Add to these factors a Latin temper, a big dose of impatience, and a lack of diplomacyFootnote 6—three personality traits not exactly conducive to the job of a philosopherFootnote 7—said architect may also be tempted to frankly tell some of his peers that he considers their work as misguided or badly mistaken, in some cases even as unrecyclable garbage. Not the best way to make or keep friends! But not unprecedented either: recall Schopenhauer (1851) calling Hegel an ignorant charlatan and scribbler of nonsense. However, Bunge’s occasional writing and talking cum ira et studio was not mean-spirited: it was an expression of frustration about what he regarded as a lack of progress in philosophy, caused by approaching philosophical problems in unsystematic ways. Furthermore, whenever he encountered philosophies that he regarded as having anti-scientific implications or as being downright irrationalist, he felt genuine moral outrage—and nobody could stop him from expressing it (see, e.g., Bunge 1996b).Footnote 8 Of course, Bunge had no problem with acknowledging the work of other philosophers even if it was antithetical to his own. He just expected a certain level of systematicity and competence. For example, he was on good terms with Nicholas Rescher, whose comprehensive work he respected despite its idealist affinities.
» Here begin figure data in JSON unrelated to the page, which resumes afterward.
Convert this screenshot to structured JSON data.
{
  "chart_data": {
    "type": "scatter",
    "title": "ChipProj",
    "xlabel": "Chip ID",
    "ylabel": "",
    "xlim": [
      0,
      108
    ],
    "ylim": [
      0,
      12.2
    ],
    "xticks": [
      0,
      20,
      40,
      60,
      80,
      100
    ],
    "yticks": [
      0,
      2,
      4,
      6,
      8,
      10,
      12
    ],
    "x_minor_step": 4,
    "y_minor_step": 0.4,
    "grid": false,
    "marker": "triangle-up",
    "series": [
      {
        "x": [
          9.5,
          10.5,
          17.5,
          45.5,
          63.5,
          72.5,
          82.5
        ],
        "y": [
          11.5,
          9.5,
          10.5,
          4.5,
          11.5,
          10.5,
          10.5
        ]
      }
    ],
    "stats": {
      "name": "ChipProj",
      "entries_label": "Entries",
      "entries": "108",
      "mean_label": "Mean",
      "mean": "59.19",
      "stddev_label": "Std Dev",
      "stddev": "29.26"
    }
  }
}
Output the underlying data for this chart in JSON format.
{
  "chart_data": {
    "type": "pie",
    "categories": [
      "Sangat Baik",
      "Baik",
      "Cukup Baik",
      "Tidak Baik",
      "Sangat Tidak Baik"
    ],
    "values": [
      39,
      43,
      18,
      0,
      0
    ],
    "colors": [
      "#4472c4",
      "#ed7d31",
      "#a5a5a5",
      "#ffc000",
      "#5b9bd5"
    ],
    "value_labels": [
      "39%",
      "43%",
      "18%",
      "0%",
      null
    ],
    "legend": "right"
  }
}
In sum, Bunge was a very passionate and thereby polarizing philosopher. Those colleagues who took offense at his blunt criticism simply ignored his work. As a consequence, their students remained unfamiliar with it and likewise the following few generations of philosophers. Bunge’s status as an enfant terrible of philosophy was such an open secret that, when in 1992 I applied for a post-doc stipend to work with him on the philosophy of biology, a well-known German philosopher considerately asked me during an interview whether I was aware of the problem that working with Bunge could be bad for my career.

Yet, in contrast to all hearsay, I did not meet a gruff person when I came to Montreal back then, but a supportive, trusting and liberal man who gave me free rein to organize our biophilosophy project; who let me stay in his house during a several month leave even though he had known me only for a short time; and who, despite his status and seniority, let me feature as the first author of the book that resulted from our collaboration, fairly acknowledging the distribution of the workload (Mahner and Bunge 1997). I found Bunge intimidating only in regard to his incredible memory and vast knowledge; indeed, he was a walking encyclopedia, a polymath, and a cosmopolitan able to converse in at least seven languages.

At the opposite pole, then, there are those who believe that Bunge’s contributions not only to the philosophy of science but also to philosophy in general are sorely underrated, and who appreciate his philosophy for being systematic and comprehensive as well as clear and stimulating. In grander words: for being essentially a huge twentieth century Enlightenment project defending a realist and materialist outlook (Matthews 2019). I keep hearing stories, mostly from younger scientists and philosophers who came across his work, about how reading Bunge made “things fall into place‟ for them. It is probably these future generations who will rediscover Bunge’s work by focusing on its content—disregarding the occasional furor philosophicus in its tone.